L’utilisation de l’e-santé a elle aussi peu évolué (+5%). Comme pour les autres services numériques essentiels, des inégalités persistent dans l’accès à l’e-santé. 60% des internautes n’utilisent pas les services de santé en ligne. À noter : la période couverte par l’étude ne réfère pas aux pratiques numériques imposées par la crise du Covid-19 (ex. : tests, vaccins, Covid Safe Ticket). Il est probable qu’elles entraîneront une augmentation de l’utilisation de l’e-santé et de l’e-administration, mais le manque d’accès et de compétences des personnes éloignées du numérique risque également d’entraver leur utilisation. Le Baromètre de l’inclusion numérique 2022 apportera un éclairage sur ces questions.
Bénéfices limités
« Pour de nombreuses personnes, la ‘simplification administrative’ par le biais de la numérisation ne rime pas nécessairement avec une simplification des démarches. C’est pourtant l’un des arguments les plus régulièrement avancés pour justifier l’ampleur et la rapidité des processus de dématérialisation », affirme Périne Brotcorne, auteure de l’étude. Seul un internaute sur trois ayant un faible niveau de diplôme (32%) ou de revenu (29%) estime que l’utilisation d’internet lui permet de traiter des questions administratives plus facilement. Ce chiffre tombe à 24% pour les personnes qui ont une utilisation limitée d’internet.

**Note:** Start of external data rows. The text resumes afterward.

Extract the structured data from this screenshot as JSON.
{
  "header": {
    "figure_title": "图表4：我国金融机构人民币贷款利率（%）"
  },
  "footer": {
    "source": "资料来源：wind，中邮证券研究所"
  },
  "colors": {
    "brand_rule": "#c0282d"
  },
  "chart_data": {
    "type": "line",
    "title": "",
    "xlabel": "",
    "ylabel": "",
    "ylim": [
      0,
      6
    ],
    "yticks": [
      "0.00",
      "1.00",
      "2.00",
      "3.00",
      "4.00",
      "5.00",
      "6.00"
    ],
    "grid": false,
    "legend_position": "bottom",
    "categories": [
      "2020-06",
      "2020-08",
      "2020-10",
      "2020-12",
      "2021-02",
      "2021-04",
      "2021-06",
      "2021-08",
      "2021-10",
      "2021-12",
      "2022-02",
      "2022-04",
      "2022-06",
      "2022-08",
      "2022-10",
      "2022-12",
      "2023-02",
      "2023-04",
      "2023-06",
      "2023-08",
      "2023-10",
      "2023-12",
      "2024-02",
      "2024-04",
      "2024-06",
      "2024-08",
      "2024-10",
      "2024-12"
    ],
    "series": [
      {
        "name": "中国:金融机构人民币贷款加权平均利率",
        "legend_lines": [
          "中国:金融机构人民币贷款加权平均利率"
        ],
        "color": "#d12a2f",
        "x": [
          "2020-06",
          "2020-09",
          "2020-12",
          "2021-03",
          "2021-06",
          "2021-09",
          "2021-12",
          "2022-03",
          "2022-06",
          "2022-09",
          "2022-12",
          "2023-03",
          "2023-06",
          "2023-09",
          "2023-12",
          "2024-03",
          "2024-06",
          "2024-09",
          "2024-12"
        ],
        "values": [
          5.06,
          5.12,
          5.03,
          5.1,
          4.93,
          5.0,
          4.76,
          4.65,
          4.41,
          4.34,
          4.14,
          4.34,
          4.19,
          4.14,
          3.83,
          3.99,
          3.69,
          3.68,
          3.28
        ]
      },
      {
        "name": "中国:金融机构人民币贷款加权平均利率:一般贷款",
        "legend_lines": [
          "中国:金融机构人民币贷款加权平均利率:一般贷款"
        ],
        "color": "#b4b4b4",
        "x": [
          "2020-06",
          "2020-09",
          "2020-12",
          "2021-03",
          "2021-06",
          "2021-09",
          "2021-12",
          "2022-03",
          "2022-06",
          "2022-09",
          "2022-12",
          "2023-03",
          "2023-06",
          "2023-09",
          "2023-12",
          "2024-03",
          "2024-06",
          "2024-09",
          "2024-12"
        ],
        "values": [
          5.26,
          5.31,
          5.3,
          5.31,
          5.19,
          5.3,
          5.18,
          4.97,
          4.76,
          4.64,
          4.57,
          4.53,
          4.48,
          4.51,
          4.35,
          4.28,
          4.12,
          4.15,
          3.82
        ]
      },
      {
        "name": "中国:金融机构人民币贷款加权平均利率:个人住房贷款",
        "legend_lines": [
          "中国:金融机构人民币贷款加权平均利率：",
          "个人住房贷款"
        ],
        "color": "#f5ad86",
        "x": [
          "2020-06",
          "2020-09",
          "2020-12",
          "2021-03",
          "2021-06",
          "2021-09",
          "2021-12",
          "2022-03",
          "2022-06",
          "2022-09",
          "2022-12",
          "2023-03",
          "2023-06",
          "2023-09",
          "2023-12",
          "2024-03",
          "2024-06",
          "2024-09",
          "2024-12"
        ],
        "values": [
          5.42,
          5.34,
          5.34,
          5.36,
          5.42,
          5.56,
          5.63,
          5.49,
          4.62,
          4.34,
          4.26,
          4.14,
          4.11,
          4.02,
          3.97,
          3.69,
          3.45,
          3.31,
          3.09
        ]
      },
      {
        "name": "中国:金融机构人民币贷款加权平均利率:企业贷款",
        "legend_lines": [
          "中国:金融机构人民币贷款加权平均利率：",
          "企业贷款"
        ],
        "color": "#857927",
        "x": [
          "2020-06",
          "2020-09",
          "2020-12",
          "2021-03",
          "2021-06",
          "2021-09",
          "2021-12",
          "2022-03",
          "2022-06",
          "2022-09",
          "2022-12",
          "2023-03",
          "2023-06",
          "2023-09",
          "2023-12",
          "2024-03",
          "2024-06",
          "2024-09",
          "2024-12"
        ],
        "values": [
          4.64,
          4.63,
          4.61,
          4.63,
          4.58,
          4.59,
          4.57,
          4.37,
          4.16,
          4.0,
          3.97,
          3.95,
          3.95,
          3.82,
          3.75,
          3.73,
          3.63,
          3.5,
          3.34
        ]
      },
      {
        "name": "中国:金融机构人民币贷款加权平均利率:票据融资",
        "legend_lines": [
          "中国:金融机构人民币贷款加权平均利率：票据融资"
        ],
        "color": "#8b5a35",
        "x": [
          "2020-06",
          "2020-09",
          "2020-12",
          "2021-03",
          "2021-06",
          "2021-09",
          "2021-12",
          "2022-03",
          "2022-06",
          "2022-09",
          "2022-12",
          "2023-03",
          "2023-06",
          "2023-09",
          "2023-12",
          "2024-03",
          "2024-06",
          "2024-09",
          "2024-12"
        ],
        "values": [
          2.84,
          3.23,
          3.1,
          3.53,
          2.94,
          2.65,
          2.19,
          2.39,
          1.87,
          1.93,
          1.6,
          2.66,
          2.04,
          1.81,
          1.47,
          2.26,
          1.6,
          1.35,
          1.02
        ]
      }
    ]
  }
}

Les résultats de l’étude sur les services numériques en ligne doivent servir de repères à l’ensemble des acteurs concernés, pour ne laisser aucun citoyen au bord du chemin. Veiller à la facilité d’utilisation des services numériques est essentiel. Tout comme le fait de continuer à garantir d’autres formes d’accessibilité de ces services.